Most of my beeminders have derivatives, or helpers. Another concept is
that many things, you care about the end result, but the end result isn’t
actionable. For instance–weight. Many people put the non-actionable
thing that they care about with a good amount of safety buffer, and a very
low pledge cap, and put the helper habits that are actionable like “drink a
glass of water before every meal” or “go out to eat less” with higher
pledge caps.
@adamwolf thanks for the input. Currently applied the derivative to hours developed. Have been thinking about upgrading to premium to add several more goals and go deeper on the derivatives. Currently increased my minimum required dev hours from 3 a day to 4.3 per day.
Interesting discovery, it’s not the hours, but the hours of deep work that count.
Another interesting discovery, you call them helpers. TBH, I like that even more.

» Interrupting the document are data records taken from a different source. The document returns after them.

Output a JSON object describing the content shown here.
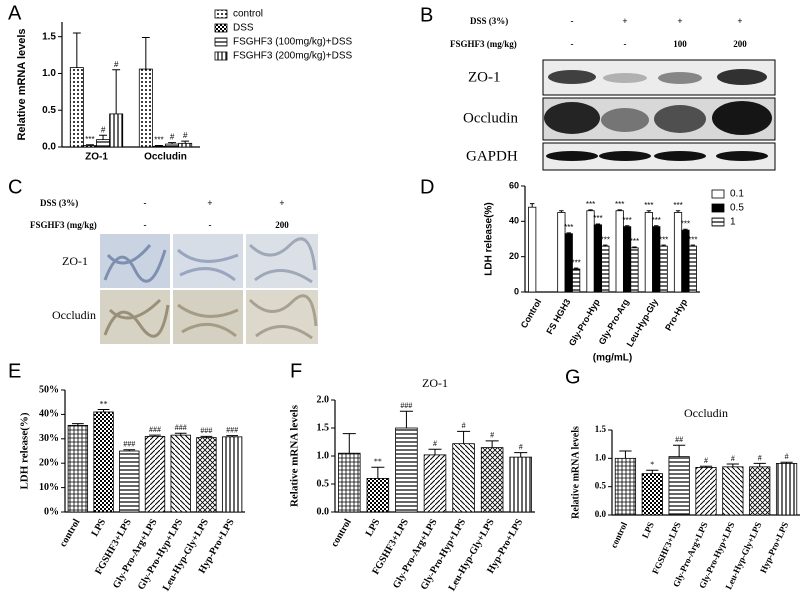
{
  "panel_labels": [
    "A",
    "B",
    "C",
    "D",
    "E",
    "F",
    "G"
  ],
  "blot": {
    "rows": [
      {
        "label": "DSS (3%)",
        "marks": [
          "-",
          "+",
          "+",
          "+"
        ]
      },
      {
        "label": "FSGHF3 (mg/kg)",
        "marks": [
          "-",
          "-",
          "100",
          "200"
        ]
      }
    ],
    "bands": [
      "ZO-1",
      "Occludin",
      "GAPDH"
    ]
  },
  "histology": {
    "rows": [
      {
        "label": "DSS (3%)",
        "marks": [
          "-",
          "+",
          "+"
        ]
      },
      {
        "label": "FSGHF3 (mg/kg)",
        "marks": [
          "-",
          "-",
          "200"
        ]
      }
    ],
    "stains": [
      "ZO-1",
      "Occludin"
    ]
  },
  "chart_data": [
    {
      "type": "bar",
      "y_label": "Relative mRNA levels",
      "categories": [
        "ZO-1",
        "Occludin"
      ],
      "legend": "right",
      "ylim": [
        0,
        1.7
      ],
      "yticks": [
        {
          "value": 0,
          "label": "0.0"
        },
        0.5,
        {
          "value": 1,
          "label": "1.0"
        },
        1.5
      ],
      "series": [
        {
          "name": "control",
          "pattern": "dots",
          "values": [
            1.08,
            1.06
          ],
          "errors": [
            0.47,
            0.43
          ],
          "labels": [
            null,
            null
          ]
        },
        {
          "name": "DSS",
          "pattern": "checks",
          "values": [
            0.02,
            0.01
          ],
          "errors": [
            0.01,
            0.01
          ],
          "labels": [
            "***",
            "***"
          ]
        },
        {
          "name": "FSGHF3 (100mg/kg)+DSS",
          "pattern": "hlines",
          "values": [
            0.1,
            0.04
          ],
          "errors": [
            0.06,
            0.02
          ],
          "labels": [
            "#",
            "#"
          ]
        },
        {
          "name": "FSGHF3 (200mg/kg)+DSS",
          "pattern": "vlines",
          "values": [
            0.45,
            0.05
          ],
          "errors": [
            0.6,
            0.03
          ],
          "labels": [
            "#",
            "#"
          ]
        }
      ]
    },
    {
      "type": "bar",
      "y_label": "LDH release(%)",
      "x_label": "(mg/mL)",
      "legend": "right",
      "categories": [
        "Control",
        "FS HGH3",
        "Gly-Pro-Hyp",
        "Gly-Pro-Arg",
        "Leu-Hyp-Gly",
        "Pro-Hyp"
      ],
      "ylim": [
        0,
        60
      ],
      "yticks": [
        0,
        20,
        40,
        60
      ],
      "series": [
        {
          "name": "0.1",
          "pattern": "white",
          "values": [
            48,
            45,
            46,
            46,
            45,
            45
          ],
          "errors": [
            2,
            1,
            0.5,
            0.5,
            1,
            1
          ],
          "labels": [
            null,
            null,
            "***",
            "***",
            "***",
            "***"
          ]
        },
        {
          "name": "0.5",
          "pattern": "black",
          "values": [
            null,
            33,
            38,
            37,
            37,
            35
          ],
          "errors": [
            null,
            0.5,
            0.5,
            0.5,
            0.5,
            0.5
          ],
          "labels": [
            null,
            "***",
            "***",
            "***",
            "***",
            "***"
          ]
        },
        {
          "name": "1",
          "pattern": "hlines",
          "values": [
            null,
            13,
            26,
            25,
            26,
            26
          ],
          "errors": [
            null,
            0.5,
            0.5,
            0.5,
            0.5,
            0.5
          ],
          "labels": [
            null,
            "***",
            "***",
            "***",
            "***",
            "***"
          ]
        }
      ]
    },
    {
      "type": "bar",
      "y_label": "LDH release(%)",
      "categories": [
        "control",
        "LPS",
        "FGSHF3+LPS",
        "Gly-Pro-Arg+LPS",
        "Gly-Pro-Hyp+LPS",
        "Leu-Hyp-Gly+LPS",
        "Hyp-Pro+LPS"
      ],
      "ylim": [
        0,
        50
      ],
      "yticks": [
        {
          "value": 0,
          "label": "0%"
        },
        {
          "value": 10,
          "label": "10%"
        },
        {
          "value": 20,
          "label": "20%"
        },
        {
          "value": 30,
          "label": "30%"
        },
        {
          "value": 40,
          "label": "40%"
        },
        {
          "value": 50,
          "label": "50%"
        }
      ],
      "series": [
        {
          "patterns": [
            "grid",
            "checks",
            "hlines",
            "diag",
            "diag2",
            "crossdiag",
            "vlines"
          ],
          "values": [
            35.5,
            41,
            25,
            31,
            31.5,
            30.5,
            30.8
          ],
          "errors": [
            0.7,
            1,
            0.5,
            0.5,
            0.8,
            0.5,
            0.5
          ],
          "labels": [
            null,
            "**",
            "###",
            "###",
            "###",
            "###",
            "###"
          ]
        }
      ]
    },
    {
      "type": "bar",
      "title": "ZO-1",
      "y_label": "Relative mRNA levels",
      "categories": [
        "control",
        "LPS",
        "FGSHF3+LPS",
        "Gly-Pro-Arg+LPS",
        "Gly-Pro-Hyp+LPS",
        "Leu-Hyp-Gly+LPS",
        "Hyp-Pro+LPS"
      ],
      "ylim": [
        0,
        2
      ],
      "yticks": [
        {
          "value": 0,
          "label": "0.0"
        },
        0.5,
        {
          "value": 1,
          "label": "1.0"
        },
        1.5,
        {
          "value": 2,
          "label": "2.0"
        }
      ],
      "series": [
        {
          "patterns": [
            "grid",
            "checks",
            "hlines",
            "diag",
            "diag2",
            "crossdiag",
            "vlines"
          ],
          "values": [
            1.05,
            0.6,
            1.5,
            1.02,
            1.22,
            1.15,
            0.98
          ],
          "errors": [
            0.35,
            0.2,
            0.3,
            0.1,
            0.22,
            0.12,
            0.08
          ],
          "labels": [
            null,
            "**",
            "###",
            "#",
            "#",
            "#",
            "#"
          ]
        }
      ]
    },
    {
      "type": "bar",
      "title": "Occludin",
      "y_label": "Relative mRNA levels",
      "categories": [
        "control",
        "LPS",
        "FGSHF3+LPS",
        "Gly-Pro-Arg+LPS",
        "Gly-Pro-Hyp+LPS",
        "Leu-Hyp-Gly+LPS",
        "Hyp-Pro+LPS"
      ],
      "ylim": [
        0,
        1.5
      ],
      "yticks": [
        {
          "value": 0,
          "label": "0.0"
        },
        0.5,
        {
          "value": 1,
          "label": "1.0"
        },
        1.5
      ],
      "series": [
        {
          "patterns": [
            "grid",
            "checks",
            "hlines",
            "diag",
            "diag2",
            "crossdiag",
            "vlines"
          ],
          "values": [
            1.0,
            0.73,
            1.03,
            0.84,
            0.85,
            0.85,
            0.91
          ],
          "errors": [
            0.13,
            0.06,
            0.2,
            0.02,
            0.05,
            0.06,
            0.02
          ],
          "labels": [
            null,
            "*",
            "##",
            "#",
            "#",
            "#",
            "#"
          ]
        }
      ]
    }
  ]
}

You can write unit tests. (beginner: you track 3 habits)
You can write integration tests. (advanced: you track x habits, consisting of “piped / chained” habits)
Note to self: So instead of using the words like: the ideal, optimal, goal or target. Use words like bare necessity, absolute minimum, worst case scenario and acceptable lower bound.
In my experience using a lot of derivatives backfires, as it becomes increasingly hard to control the whole system. When my conditions changed (I went on vacation) it suddenly became unmanageable, even after my return. Don’t get me wrong, I used scheduled breaks and when I understood that overestimated my ability to be on top of selected goals, the support was there for me. But the mere size of it makes it hard to calibrate and recalibrate. I’m now trying not to exceed 15, ideally 10 goals. Not quite there yet, but I’m working on it.
The only way that I manage my 48 active goals is because of my premium subscription that lets me set a lot of the pledges to $0. Even that’s a delicate balance because I mustn’t get used to things derailing or they lose all power. (Here’s hoping for an uncle button soon.)
finances
works like a charm, i’m in control of my expenses
zerocoffee
I only had 2 coffeedays in the last month, that means 30+ days without coffee. I only drink when there’s a necessity and I even think I can just say no and ask for water when the next time comes up.
wakeup
archived this one while writing this, beeminder had not enough meaning
sleep
archived this one while writing this, beeminder had not enough meaning
exercise
still going strong, everyday exercising 7 days a week (missed only once or twice in the last year)
coding
about 2.5 hours on average every day. I want to move this upwards.
my helpers don’t work. Have to think about fixing that.
I also see that I don’t do anything about a beeminder when all in the green. Although it would be beneficial if I would be doing it. So I just added a sharpening the saw sting, just adding points to beeminder already in the green.
Nice, but: Automatic safety buffer capping is part of the Bee Plus premium plan…
Need to improve my dev skills to get more of that monthly $. I guess i’ll be making the slope abit steeper then.
Something I did when safety buffer capping was in a more expensive tier and
I didn’t want to pay up for it was set up a weekly "review beeminder"
cadence, where I had a set of questions I worked through for each goal,
including reducing my safety buffer if appropriate.